By July 1940 the northern assembly section was employing 2,100 people. Both the Empty Shell Store and the picric acid stores appear to have been used during the Second World War; the empty shell store on the northern section was preparing 3.7 inch anti-aircraft shells for filling in 1940 and there is anecdotal evidence that the picric acid stores were used for defusing faulty ammunition.

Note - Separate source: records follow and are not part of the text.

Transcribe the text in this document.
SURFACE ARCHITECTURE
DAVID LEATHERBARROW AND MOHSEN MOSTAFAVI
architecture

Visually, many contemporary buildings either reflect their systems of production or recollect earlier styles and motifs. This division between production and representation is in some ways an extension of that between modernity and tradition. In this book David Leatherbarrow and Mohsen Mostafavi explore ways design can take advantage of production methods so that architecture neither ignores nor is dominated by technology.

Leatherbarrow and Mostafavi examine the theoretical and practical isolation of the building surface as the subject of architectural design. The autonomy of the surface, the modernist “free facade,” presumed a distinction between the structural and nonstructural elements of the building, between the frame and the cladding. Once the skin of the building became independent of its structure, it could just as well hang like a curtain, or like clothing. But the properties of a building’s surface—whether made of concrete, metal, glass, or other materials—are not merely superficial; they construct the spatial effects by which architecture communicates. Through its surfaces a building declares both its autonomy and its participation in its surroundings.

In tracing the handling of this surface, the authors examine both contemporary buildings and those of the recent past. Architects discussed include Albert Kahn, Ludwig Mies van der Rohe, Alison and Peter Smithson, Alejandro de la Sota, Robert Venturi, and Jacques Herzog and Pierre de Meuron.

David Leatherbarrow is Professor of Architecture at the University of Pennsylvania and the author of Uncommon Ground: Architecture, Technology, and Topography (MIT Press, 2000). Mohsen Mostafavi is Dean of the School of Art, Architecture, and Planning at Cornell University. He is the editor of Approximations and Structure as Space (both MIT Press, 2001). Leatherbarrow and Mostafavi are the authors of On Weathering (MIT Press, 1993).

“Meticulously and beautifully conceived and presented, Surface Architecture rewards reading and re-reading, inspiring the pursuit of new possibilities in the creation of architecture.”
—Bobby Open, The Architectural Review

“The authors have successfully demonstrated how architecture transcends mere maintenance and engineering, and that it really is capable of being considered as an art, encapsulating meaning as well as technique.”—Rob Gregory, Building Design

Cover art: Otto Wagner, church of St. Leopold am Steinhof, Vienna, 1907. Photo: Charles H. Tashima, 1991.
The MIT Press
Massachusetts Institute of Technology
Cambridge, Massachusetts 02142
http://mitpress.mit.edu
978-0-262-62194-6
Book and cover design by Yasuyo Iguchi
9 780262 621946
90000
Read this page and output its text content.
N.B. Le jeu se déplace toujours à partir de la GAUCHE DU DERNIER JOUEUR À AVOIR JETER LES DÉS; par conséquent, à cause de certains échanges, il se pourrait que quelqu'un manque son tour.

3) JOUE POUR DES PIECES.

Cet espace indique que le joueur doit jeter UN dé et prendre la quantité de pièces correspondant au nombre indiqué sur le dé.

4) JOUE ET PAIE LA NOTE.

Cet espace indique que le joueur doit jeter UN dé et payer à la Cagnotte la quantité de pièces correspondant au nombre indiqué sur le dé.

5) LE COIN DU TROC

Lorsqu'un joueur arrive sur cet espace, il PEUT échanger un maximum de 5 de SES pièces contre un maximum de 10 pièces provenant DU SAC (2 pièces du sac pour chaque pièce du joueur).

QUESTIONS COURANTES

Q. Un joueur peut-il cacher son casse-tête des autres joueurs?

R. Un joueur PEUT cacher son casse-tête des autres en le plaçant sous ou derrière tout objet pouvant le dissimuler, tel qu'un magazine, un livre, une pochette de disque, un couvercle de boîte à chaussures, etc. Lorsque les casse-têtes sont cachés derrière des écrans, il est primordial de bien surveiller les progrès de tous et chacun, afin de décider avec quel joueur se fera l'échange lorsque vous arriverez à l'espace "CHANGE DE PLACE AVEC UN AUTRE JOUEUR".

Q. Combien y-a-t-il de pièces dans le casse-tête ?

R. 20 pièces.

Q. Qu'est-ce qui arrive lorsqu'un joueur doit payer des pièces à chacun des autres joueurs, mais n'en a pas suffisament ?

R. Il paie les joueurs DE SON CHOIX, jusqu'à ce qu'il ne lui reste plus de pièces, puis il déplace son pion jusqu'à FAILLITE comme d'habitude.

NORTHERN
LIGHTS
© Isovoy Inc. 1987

Following the Second World War parts of the factory site were converted to use as an industrial park. The eastern empty shell store was demolished between 1946 and 1961. The northern factory site was bought from the Ministry of Defence by Hereford County Council in 1973. The previous year they had bought a small piece for a new sewage works which has since been greatly expanded and resulted in the demolition of two of the picric acid bond stores. The Hereford to Ross railway closed in 1964 and in 1974 the wooden buildings inside the blast walls of the north section were demolished.

SOURCES
Cocroft, W D, Dangerous Energy (2000), 174-5.
Edmonds, J, The History of Rotherwas Munitions Factory, Hereford (2004).
Gifford and Partners, Rotherwas Royal Ordnance Factory Management Study, 2 vols. (2000).


REASONS FOR DESIGNATION
The picric acid expense store at the former Rotherwas Munitions Factory, Northern Magazine Section, Rotherwas Industrial Park, Campwood Road, Lower Bullingham, is designated at Grade II for the following principal reasons:

* Historical: the building is part of a munitions filling factory dating from the First World War. It represents a part of the technology of war at that time of national crisis and the large scale of munitions production which followed on from the 'shell crisis' of 1915. It also has associations with a volunteer workforce, including many women, who worked in unhealthy and dangerous conditions.
* Functional legibility: the specialist purpose of the building and the careful handling which the materials required are well represented, as is the logical production flow, using railways to transport different components around the factory site.
* Rarity: the building is one of a small group of four picric acid stores at Rotherwas which are believed to be the last remaining such buildings in existence.
* Intactness: despite some alterations and losses, the structure retains a good deal of its original fabric.



Reasons for Listing


The picric acid expense store at the former Rotherwas Munitions Factory, Northern Magazine Section, Rotherwas Industrial Park, Campwood Road, Lower Bullingham, is designated at Grade II for the following principal reasons:

* Historical: the building is part of a munitions filling factory dating from the First World War. It represents a part of the technology of war at that time of national crisis and the large scale of munitions production which followed on from the 'shell crisis' of 1915. It also has associations with a volunteer workforce, including many women, who worked in unhealthy and dangerous conditions.
* Functional legibility: the specialist purpose of the building and the careful handling which the materials required are well represented, as is the logical production flow, using railways to transport different components around the factory site.
* Rarity: the building is one of a small group of four picric acid stores at Rotherwas which are believed to be the last remaining such buildings in existence.
* Intactness: despite some alterations and losses, the structure retains a good deal of its original fabric.